We have a customer database that is heavily fragmented – practically every table with more than 1000 pages has >95% fragmentation. Fill factors are set to sensible values, but page space usage is nowhere near to fill factor for most tables.

This is the result of no maintenance being performed on the database.

Rebuilding the indexes using Ola Hallengren’s IndexOptimize reduces fragmentation as expected. On the existing production hardware, performance of the application improves as expected. All the metrics I normally use – client statistics on heavy queries, profiler durations, read/write stalls, application logs and user perception – indicate performance is improved.

However, a new database server backed with Intel PCIe SSDs is showing the opposite of what we expect. Highly fragmented, the application performs well. After rebuilding indexes, the application performs badly. Some operations that took ~90s now take ~6mins. However, none of the other metrics appear to indicate that the system is going slower.

Is this something anyone else has experienced?

Answer :

Yes, rebuilding indexes (especially on SSD) can cause worse performance. Most high speed SSD prefer many, smaller block requests instead of fewer, larger requests. This is exactly the opposite pattern preferred by traditional, spinning rust.

Assume you have a highly fragmented B-tree. Because nothing is ordered on the disk, you will typically issue a lot of 8KB I/O requests to scan the tree. If you were to defragment the tree, then you can get up to 512KB in a single request. Those large requests will have higher latency on the SSD, because the SSD internally breaks it down to 8KB chunks (unlike a hard drive, which will issue a sequential I/O). For a great many cases: Higher disk latency = slower queries

All that being said, please do make sure you check that you are actually getting the same query plans that you were getting before the rebuild.

An finally: Unless you are low on space, why are you wasting your precious DBA time with index rebuilds when you run on SSD?

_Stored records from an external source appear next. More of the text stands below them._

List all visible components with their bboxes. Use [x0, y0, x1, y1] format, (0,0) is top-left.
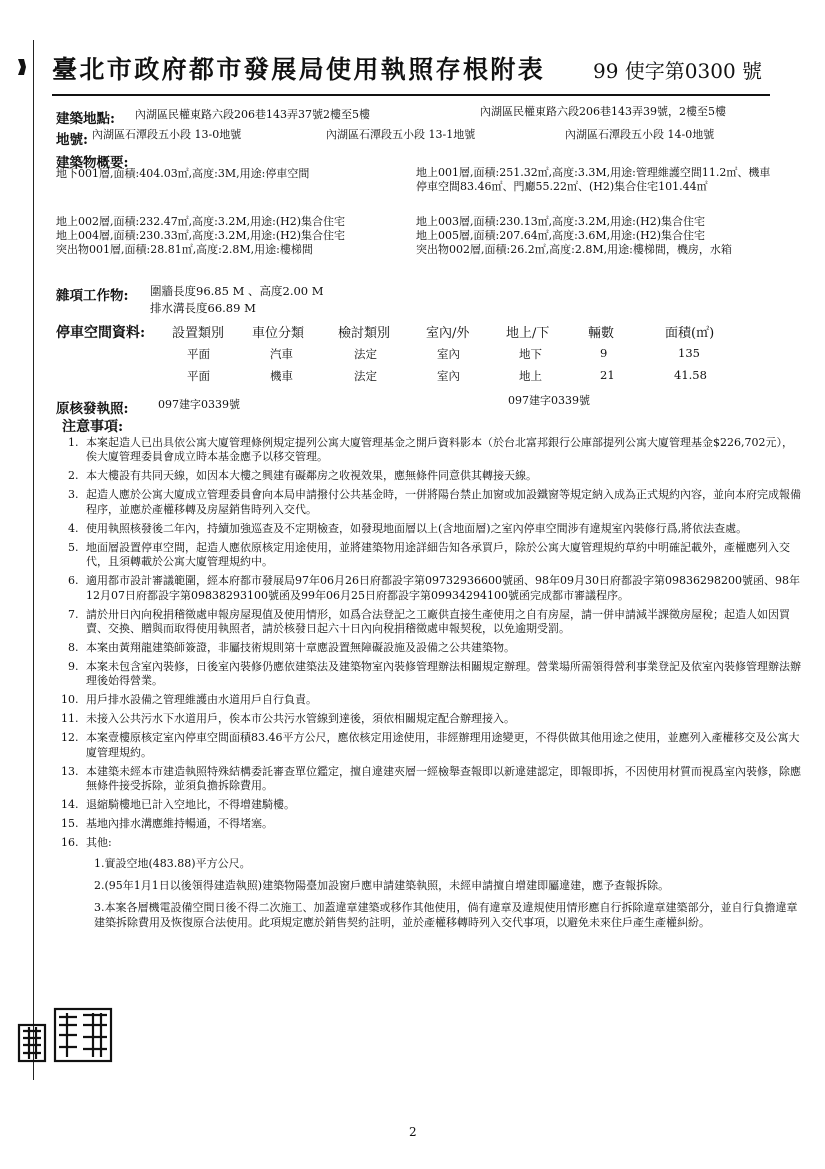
parking-cell: 機車	[270, 369, 293, 383]
misc-ditch: 排水溝長度66.89 M	[150, 301, 256, 315]
parking-cell: 汽車	[270, 347, 293, 361]
parking-header: 車位分類	[252, 326, 305, 341]
orig-permit-label: 原核發執照:	[56, 401, 129, 417]
roof-r1: 突出物001層,面積:28.81㎡,高度:2.8M,用途:樓梯間	[56, 243, 313, 256]
lot-value: 內湖區石潭段五小段 13-0地號	[92, 128, 242, 141]
site-address-label: 建築地點:	[56, 111, 115, 127]
note-item: 15. 基地內排水溝應維持暢通，不得堵塞。	[82, 817, 802, 831]
site-address-right: 內湖區民權東路六段206巷143弄39號，2樓至5樓	[480, 105, 726, 118]
note-item: 4. 使用執照核發後二年內，持續加強巡查及不定期檢查，如發現地面層以上(含地面層)之室內停車空間涉有違規室內裝修行爲,將依法查處。	[82, 522, 802, 536]
orig-permit-right: 097建字0339號	[508, 394, 590, 407]
parking-cell: 法定	[354, 369, 377, 383]
misc-label: 雜項工作物:	[56, 288, 129, 304]
floor-g1: 地上001層,面積:251.32㎡,高度:3.3M,用途:管理維護空間11.2㎡、機車停車空間83.46㎡、門廳55.22㎡、(H2)集合住宅101.44㎡	[416, 166, 771, 193]
lot-value: 內湖區石潭段五小段 14-0地號	[565, 128, 715, 141]
parking-header: 輛數	[588, 326, 615, 341]
lot-label: 地號:	[56, 132, 88, 148]
note-item: 1. 本案起造人已出具依公寓大廈管理條例規定提列公寓大廈管理基金之開戶資料影本（於台北富邦銀行公庫部提列公寓大廈管理基金$226,702元），俟大廈管理委員會成立時本基金應予以移交管理。	[82, 436, 802, 465]
sub-note: 2.(95年1月1日以後領得建造執照)建築物陽臺加設窗戶應申請建築執照，未經申請擅自增建即屬違建，應予查報拆除。	[94, 879, 670, 893]
parking-header: 檢討類別	[338, 326, 391, 341]
binding-mark-icon	[17, 58, 27, 76]
parking-cell: 地下	[519, 347, 542, 361]
note-item-text: 其他:	[86, 836, 112, 850]
parking-cell: 135	[678, 346, 700, 360]
parking-label: 停車空間資料:	[56, 325, 146, 341]
orig-permit-left: 097建字0339號	[158, 398, 240, 411]
floor-g5: 地上005層,面積:207.64㎡,高度:3.6M,用途:(H2)集合住宅	[416, 229, 706, 242]
floor-g2: 地上002層,面積:232.47㎡,高度:3.2M,用途:(H2)集合住宅	[56, 215, 346, 228]
seal-stamps	[17, 1003, 114, 1063]
parking-cell: 室內	[437, 347, 460, 361]
binding-margin-line	[33, 40, 34, 1080]
document-title: 臺北市政府都市發展局使用執照存根附表	[52, 55, 546, 84]
note-item: 9. 本案未包含室內裝修，日後室內裝修仍應依建築法及建築物室內裝修管理辦法相關規定辦理。營業場所需領得營利事業登記及依室內裝修管理辦法辦理後始得營業。	[82, 660, 802, 689]
floor-b1: 地下001層,面積:404.03㎡,高度:3M,用途:停車空間	[56, 167, 310, 180]
parking-header: 面積(㎡)	[665, 326, 715, 341]
parking-header: 室內/外	[426, 326, 470, 341]
parking-cell: 21	[600, 368, 615, 382]
sub-note: 1.實設空地(483.88)平方公尺。	[94, 856, 251, 870]
note-item: 6. 適用都市設計審議範圍，經本府都市發展局97年06月26日府都設字第09732936600號函、98年09月30日府都設字第09836298200號函、98年12月07日府都設字第09838293100號函及99年06月25日府都設字第09934294100號函完成都市審議程序。	[82, 574, 802, 603]
parking-cell: 平面	[187, 347, 210, 361]
notes-list	[56, 436, 802, 938]
document-number: 99 使字第0300 號	[593, 59, 763, 83]
lot-value: 內湖區石潭段五小段 13-1地號	[326, 128, 476, 141]
roof-r2: 突出物002層,面積:26.2㎡,高度:2.8M,用途:樓梯間，機房，水箱	[416, 243, 732, 256]
note-item: 3. 起造人應於公寓大廈成立管理委員會向本局申請撥付公共基金時，一併將陽台禁止加窗或加設鐵窗等規定納入成為正式規約內容，並向本府完成報備程序，並應於產權移轉及房屋銷售時列入交代。	[82, 488, 802, 517]
misc-wall: 圍牆長度96.85 M 、高度2.00 M	[150, 284, 324, 298]
parking-cell: 室內	[437, 369, 460, 383]
parking-header: 地上/下	[506, 326, 550, 341]
note-item: 5. 地面層設置停車空間，起造人應依原核定用途使用，並將建築物用途詳細告知各承買戶，除於公寓大廈管理規約草約中明確記載外，產權應列入交代，且須轉載於公寓大廈管理規約中。	[82, 541, 802, 570]
parking-cell: 法定	[354, 347, 377, 361]
note-item: 13. 本建築未經本市建造執照特殊結構委託審查單位鑑定，擅自違建夾層一經檢舉查報即以新違建認定，即報即拆，不因使用材質而視爲室內裝修，除應無條件接受拆除，並須負擔拆除費用。	[82, 765, 802, 794]
notes-label: 注意事項:	[62, 419, 124, 435]
floor-g3: 地上003層,面積:230.13㎡,高度:3.2M,用途:(H2)集合住宅	[416, 215, 706, 228]
parking-cell: 9	[600, 346, 608, 360]
note-item: 7. 請於卅日內向稅捐稽徵處申報房屋現值及使用情形，如爲合法登記之工廠供直接生產使用之自有房屋，請一併申請減半課徵房屋稅；起造人如因買賣、交換、贈與而取得使用執照者，請於核發日起六十日內向稅捐稽徵處申報契稅，以免逾期受罰。	[82, 608, 802, 637]
sub-note: 3.本案各層機電設備空間日後不得二次施工、加蓋違章建築或移作其他使用，倘有違章及違規使用情形應自行拆除違章建築部分，並自行負擔違章建築拆除費用及恢復原合法使用。此項規定應於銷售契約註明，並於產權移轉時列入交代事項，以避免未來住戶產生產權糾紛。	[94, 901, 798, 929]
parking-cell: 平面	[187, 369, 210, 383]
note-item: 12. 本案壹樓原核定室內停車空間面積83.46平方公尺，應依核定用途使用，非經辦理用途變更，不得供做其他用途之使用，並應列入產權移交及公寓大廈管理規約。	[82, 731, 802, 760]
note-item: 11. 未接入公共污水下水道用戶，俟本市公共污水管線到達後，須依相關規定配合辦理接入。	[82, 712, 802, 726]
overview-label: 建築物概要:	[56, 155, 129, 171]
note-item: 14. 退縮騎樓地已計入空地比，不得增建騎樓。	[82, 798, 802, 812]
floor-g4: 地上004層,面積:230.33㎡,高度:3.2M,用途:(H2)集合住宅	[56, 229, 346, 242]
site-address-left: 內湖區民權東路六段206巷143弄37號2樓至5樓	[135, 108, 370, 121]
page-number: 2	[409, 1125, 417, 1139]
parking-cell: 41.58	[674, 368, 707, 382]
note-item: 8. 本案由黃翔龍建築師簽證，非屬技術規則第十章應設置無障礙設施及設備之公共建築物。	[82, 641, 802, 655]
parking-cell: 地上	[519, 369, 542, 383]
title-rule	[52, 94, 770, 96]
parking-header: 設置類別	[172, 326, 225, 341]
note-item: 10. 用戶排水設備之管理維護由水道用戶自行負責。	[82, 693, 802, 707]
note-item: 2. 本大樓設有共同天線，如因本大樓之興建有礙鄰房之收視效果，應無條件同意供其轉接天線。	[82, 469, 802, 483]
note-item-other	[82, 836, 802, 930]
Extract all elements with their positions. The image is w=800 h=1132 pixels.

Highly fragmented, the application performs well. After rebuilding indexes, the application performs badly.

A probable cause is that the changed (presumably reduced) size of the structures after rebuilding means the optimizer is choosing a different plan. One of the primary inputs to the optimizer’s costing model is the number of pages each plan operator is expected to process.

Changing the number of pages in a structure can easily make the difference between the optimizer choosing a hash or merge join, versus a nested loops (with or without a spool) strategy. That’s just one example; costing differences can affect all aspects of plan choice, including the decision to use parallelism or not.

To make the sort of performance differences you are observing (and also considering the lack of physical I/O), this seems like the most likely explanation (assuming you can eliminate ‘bad’ parameter sniffing).

All that said, without details (ideally plans and detailed metrics for a single instance of the problem before and after rebuilding) the current question is arguably very opinion-based, which would make it off-topic for this site.